With open parliamentary data at their disposal, parliamentary monitoring organizations, data journalists and scholars can gain significant insight into how new legislation is shaped and how parliaments work as social groups. Apart from multidimensional scaling of voting patterns, an often used technique of reducing and visualizing complex parliamentary information is social network analysis. In this post, I would like to introduce it using an example of sponsoring bills in the lower chamber of the Czech Parliament.
As the name suggests, network analysis explores networks of mutual connections (or ‘edges’) between entities (or ‘nodes’). Nodes can represent groups of people (e.g. parliamentary party groups), individuals (e.g. MPs), objects (e.g. bill proposals) or even abstract entities, such as words or ideas. Edges usually represent some form of interaction, connection, cooperation, proximity or membership.
In case of this analysis, a node represents an individual MP in the 2010-2013 Chamber of Deputies of the Czech Parliament and an edge between two MPs represents that they sponsored a bill together. The more often two MPs sponsored bills together, the stronger the connection between them. Or, to use the terminology of network analysis, the more ‘weight’ the respective edge has.
In the Czech lower chamber, each MP can sponsor a bill individually. It is common, however, that groups of MPs (often large ones) sponsor bills together. Network analysis helps to explore what determines configuration of these groups.
At KohoVolit.eu, a Czech and Slovak parliamentary monitoring organization, we update comprehensive data on the Czech legislative process are available in downloadable files daily. Therefore, it took me less than two hours to prepare data and conduct the analysis – a task that would be impractically difficult or even impossible in many parliaments.

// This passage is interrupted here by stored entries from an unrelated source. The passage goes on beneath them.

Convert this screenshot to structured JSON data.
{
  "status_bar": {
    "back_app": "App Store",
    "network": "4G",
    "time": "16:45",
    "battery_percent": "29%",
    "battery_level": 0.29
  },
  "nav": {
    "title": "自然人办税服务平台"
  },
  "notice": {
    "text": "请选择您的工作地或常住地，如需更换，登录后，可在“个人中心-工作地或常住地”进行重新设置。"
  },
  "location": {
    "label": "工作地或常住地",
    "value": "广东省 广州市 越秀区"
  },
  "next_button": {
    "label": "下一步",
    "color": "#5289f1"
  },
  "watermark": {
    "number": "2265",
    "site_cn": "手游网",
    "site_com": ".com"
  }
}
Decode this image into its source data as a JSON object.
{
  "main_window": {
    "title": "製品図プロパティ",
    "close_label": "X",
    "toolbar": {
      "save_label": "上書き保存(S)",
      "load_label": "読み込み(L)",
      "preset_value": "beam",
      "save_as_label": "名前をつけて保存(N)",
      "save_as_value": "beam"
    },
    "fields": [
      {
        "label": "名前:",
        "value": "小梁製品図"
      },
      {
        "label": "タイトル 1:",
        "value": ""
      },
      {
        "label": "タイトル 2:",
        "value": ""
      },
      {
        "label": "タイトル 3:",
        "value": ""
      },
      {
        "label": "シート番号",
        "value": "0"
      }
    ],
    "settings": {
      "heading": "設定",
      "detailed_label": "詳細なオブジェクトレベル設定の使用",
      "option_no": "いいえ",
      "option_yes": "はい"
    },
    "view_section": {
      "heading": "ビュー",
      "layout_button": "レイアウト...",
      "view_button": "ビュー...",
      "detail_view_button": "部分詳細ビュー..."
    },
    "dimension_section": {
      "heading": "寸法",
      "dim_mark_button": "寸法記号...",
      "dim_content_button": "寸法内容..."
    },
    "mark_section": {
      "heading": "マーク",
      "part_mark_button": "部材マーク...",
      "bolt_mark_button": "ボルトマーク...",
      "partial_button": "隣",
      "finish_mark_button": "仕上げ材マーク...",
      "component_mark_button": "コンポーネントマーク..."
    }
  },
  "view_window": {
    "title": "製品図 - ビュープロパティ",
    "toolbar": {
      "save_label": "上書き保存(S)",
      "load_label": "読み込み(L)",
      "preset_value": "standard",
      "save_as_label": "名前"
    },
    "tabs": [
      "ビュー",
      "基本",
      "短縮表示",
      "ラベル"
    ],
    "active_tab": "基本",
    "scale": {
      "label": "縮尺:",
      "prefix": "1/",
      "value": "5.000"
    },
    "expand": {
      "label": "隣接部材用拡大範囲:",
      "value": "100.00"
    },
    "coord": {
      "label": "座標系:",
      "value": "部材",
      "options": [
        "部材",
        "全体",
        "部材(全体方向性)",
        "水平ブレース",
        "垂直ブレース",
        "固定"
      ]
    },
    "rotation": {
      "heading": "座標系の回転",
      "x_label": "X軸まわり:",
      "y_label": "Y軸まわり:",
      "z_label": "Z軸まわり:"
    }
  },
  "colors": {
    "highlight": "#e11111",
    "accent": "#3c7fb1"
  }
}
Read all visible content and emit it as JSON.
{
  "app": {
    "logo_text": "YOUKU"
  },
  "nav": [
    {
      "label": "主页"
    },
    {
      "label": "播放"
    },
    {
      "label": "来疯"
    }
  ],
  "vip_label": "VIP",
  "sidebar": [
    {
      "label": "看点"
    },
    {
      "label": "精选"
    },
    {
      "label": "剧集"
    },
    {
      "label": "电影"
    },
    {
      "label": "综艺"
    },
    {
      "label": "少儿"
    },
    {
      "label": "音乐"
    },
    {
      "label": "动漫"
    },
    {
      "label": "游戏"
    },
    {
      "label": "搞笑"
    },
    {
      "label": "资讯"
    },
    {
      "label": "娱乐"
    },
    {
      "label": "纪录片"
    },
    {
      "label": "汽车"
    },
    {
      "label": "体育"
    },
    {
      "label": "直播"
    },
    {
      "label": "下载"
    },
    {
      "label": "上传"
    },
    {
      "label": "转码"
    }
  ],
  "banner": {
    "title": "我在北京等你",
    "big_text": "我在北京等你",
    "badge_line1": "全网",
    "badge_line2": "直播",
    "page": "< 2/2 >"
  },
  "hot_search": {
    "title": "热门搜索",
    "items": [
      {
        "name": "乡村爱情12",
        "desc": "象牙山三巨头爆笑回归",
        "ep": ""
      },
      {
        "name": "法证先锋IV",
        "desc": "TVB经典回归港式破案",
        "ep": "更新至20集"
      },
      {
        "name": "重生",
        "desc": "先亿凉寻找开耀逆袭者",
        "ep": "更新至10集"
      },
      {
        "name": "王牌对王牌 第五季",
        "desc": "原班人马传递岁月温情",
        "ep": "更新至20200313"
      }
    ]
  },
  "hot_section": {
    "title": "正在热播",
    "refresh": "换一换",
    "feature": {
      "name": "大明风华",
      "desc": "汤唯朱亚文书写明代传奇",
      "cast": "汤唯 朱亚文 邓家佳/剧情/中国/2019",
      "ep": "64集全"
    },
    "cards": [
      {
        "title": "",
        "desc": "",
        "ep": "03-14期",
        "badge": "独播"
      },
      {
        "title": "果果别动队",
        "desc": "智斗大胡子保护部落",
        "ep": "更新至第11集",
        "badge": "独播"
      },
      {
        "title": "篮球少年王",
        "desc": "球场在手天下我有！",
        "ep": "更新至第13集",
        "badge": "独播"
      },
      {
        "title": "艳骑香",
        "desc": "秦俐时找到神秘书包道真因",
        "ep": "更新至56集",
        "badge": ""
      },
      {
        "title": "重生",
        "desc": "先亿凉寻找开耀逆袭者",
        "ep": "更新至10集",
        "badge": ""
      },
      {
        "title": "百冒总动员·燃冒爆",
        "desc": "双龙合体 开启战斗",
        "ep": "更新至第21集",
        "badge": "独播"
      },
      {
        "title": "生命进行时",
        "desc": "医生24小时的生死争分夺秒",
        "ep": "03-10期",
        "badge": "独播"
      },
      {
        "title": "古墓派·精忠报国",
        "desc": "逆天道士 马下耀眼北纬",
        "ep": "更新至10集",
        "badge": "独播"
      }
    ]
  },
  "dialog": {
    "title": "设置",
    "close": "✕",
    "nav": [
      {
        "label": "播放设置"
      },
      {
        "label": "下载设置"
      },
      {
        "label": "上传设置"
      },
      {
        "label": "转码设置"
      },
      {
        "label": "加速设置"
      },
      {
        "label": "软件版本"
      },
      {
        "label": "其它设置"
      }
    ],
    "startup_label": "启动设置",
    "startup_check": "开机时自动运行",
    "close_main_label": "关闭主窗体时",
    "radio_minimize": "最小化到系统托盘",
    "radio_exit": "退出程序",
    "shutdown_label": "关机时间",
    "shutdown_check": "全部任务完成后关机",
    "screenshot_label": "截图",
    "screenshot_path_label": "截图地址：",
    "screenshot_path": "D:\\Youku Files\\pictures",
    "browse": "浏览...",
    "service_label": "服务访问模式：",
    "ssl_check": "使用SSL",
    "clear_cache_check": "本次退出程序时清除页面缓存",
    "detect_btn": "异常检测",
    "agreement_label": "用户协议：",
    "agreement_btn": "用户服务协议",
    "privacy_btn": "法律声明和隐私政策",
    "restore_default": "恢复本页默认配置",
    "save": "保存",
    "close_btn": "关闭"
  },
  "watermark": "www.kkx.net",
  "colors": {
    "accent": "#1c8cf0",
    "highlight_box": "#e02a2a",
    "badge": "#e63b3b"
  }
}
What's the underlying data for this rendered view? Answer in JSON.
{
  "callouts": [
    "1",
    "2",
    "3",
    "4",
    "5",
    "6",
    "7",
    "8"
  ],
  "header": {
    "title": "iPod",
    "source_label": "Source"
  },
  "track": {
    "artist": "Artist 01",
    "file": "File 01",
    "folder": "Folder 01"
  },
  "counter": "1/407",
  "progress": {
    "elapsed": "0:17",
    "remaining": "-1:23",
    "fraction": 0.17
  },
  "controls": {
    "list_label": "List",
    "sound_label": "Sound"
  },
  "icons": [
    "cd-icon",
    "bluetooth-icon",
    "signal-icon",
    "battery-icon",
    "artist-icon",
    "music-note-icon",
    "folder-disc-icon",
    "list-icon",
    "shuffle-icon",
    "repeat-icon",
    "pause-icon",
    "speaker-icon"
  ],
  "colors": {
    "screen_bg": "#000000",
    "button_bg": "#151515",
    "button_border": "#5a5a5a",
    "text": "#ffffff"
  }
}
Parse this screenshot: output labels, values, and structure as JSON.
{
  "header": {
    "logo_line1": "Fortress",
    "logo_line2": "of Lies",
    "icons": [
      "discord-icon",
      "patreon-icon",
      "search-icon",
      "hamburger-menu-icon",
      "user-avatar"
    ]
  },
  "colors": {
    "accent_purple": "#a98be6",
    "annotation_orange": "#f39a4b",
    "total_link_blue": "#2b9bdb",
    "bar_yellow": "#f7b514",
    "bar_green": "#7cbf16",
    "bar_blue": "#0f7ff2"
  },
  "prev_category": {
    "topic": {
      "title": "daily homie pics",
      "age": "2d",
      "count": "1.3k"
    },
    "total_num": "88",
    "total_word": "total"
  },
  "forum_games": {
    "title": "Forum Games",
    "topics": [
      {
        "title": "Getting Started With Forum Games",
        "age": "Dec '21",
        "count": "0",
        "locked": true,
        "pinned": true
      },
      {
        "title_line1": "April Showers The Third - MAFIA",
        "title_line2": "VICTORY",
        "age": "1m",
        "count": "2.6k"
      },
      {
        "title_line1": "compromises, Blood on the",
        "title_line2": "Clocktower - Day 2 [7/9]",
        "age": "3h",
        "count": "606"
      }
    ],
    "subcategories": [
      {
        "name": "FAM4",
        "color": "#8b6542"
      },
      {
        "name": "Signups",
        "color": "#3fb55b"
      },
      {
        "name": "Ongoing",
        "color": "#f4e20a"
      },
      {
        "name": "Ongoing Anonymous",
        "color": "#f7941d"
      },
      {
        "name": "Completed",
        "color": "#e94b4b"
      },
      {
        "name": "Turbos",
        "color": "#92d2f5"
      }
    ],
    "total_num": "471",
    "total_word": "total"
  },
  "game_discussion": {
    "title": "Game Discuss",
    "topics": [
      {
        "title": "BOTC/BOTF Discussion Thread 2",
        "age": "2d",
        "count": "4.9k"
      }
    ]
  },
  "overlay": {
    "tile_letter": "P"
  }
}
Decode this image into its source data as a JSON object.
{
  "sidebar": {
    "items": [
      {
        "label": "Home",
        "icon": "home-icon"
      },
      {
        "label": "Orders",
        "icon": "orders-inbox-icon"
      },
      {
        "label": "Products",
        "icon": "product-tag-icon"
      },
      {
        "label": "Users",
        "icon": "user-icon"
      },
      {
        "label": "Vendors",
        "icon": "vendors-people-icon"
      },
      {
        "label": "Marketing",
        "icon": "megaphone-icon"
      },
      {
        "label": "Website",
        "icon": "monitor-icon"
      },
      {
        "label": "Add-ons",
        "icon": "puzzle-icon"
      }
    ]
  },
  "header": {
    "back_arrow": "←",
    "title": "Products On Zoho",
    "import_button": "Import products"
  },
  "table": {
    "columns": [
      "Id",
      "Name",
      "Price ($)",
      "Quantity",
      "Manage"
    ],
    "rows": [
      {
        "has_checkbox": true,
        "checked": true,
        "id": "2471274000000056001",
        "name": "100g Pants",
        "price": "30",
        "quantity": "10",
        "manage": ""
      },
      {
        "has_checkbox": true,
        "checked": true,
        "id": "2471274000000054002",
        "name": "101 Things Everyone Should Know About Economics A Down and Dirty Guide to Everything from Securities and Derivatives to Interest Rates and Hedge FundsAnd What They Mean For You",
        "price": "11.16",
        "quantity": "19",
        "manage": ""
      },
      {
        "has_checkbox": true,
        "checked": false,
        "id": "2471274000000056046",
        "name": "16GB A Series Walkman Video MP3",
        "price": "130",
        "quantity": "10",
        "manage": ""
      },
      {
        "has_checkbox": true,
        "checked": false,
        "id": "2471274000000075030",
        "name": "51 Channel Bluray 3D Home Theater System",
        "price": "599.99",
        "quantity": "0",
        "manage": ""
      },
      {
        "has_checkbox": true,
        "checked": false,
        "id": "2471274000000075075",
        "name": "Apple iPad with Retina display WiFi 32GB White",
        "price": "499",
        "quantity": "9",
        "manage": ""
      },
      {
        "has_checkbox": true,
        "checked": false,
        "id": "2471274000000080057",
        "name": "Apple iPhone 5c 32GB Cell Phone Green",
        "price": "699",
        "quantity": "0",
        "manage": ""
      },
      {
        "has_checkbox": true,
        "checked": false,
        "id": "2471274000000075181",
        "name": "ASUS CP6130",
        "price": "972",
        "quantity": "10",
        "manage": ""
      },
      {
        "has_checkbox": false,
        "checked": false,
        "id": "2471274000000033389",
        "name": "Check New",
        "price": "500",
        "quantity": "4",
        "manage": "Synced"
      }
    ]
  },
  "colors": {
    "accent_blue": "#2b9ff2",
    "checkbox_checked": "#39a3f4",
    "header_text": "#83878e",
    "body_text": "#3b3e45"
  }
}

My colleague, Michal Skop, and I use great freeware Gephi to get a beautiful picture of the network and a d3.js JavaScript library to create an interactive visualization of the network. Only MPs that sponsored at least one bill and were in the chamber for the entire term of 2010-2013 are included in the analysis. This amounts to 185 out of 217 MPs.
(Click the images below to view full size versions.)
It is apparent that MPs form three distinct clusters in the network. This corresponds to a partisan split in the chamber. A red cluster includes MPs of the Communist Party, an orange cluster includes mostly MPs of the Social Democratic party and the blue cluster includes MPs of three center-right government parties. The three government parties form recognizable sub-clusters in the blue cluster.
Clustering obviously corresponds to the fact that an MP usually sponsors bills with their colleagues from the same party. It is notable that the cluster of social democratic MPs is much tighter that the cluster of government parties. This is due to the fact that all or almost all MPs in this party usually sponsor bills together. Their mutual connection is much stronger, which in turn pushes them together in the network. This to a lesser degree applies to communist MPs. The cluster of MPs from government parties is considerably looser.
This is due to the fact that not only MPs but also the cabinet can sponsor bills in the Czech legislative system. The cabinet is in fact by far the most active and the most successful sponsor. Therefore, MPs of the government parties do not usually have to sponsor their own bills. When they do introduce a bill, it is usually sponsored by a small number of MPs, hence weaker mutual connections in the network.
Size of nodes corresponds to the measure of centrality. It captures not only how often an MP sponsors bills but also how often he or she sponsors bills together with other MPs. MPs with a high level of centrality are pushed to the center of the network. These MPs are mostly chairmen of parliamentary party groups or committees that are very active in daily workings of the chamber.
They are also usually the ones that sponsor non-controversial bills introduced by multiple parties, often cutting through the partisan split. Therefore, these MPs form stronger connections to MPs in other clusters. MPs with a low level of centrality are pushed to the edges of the network. These MPs are mostly members of the cabinet and therefore less active as bill sponsors.
This is, I think, a good illustration of how one can extract substantive knowledge of how a parliament actually works using a simple statistical methods and a freeware tool in less than one afternoon. The only necessary condition is to have the parliamentary data open.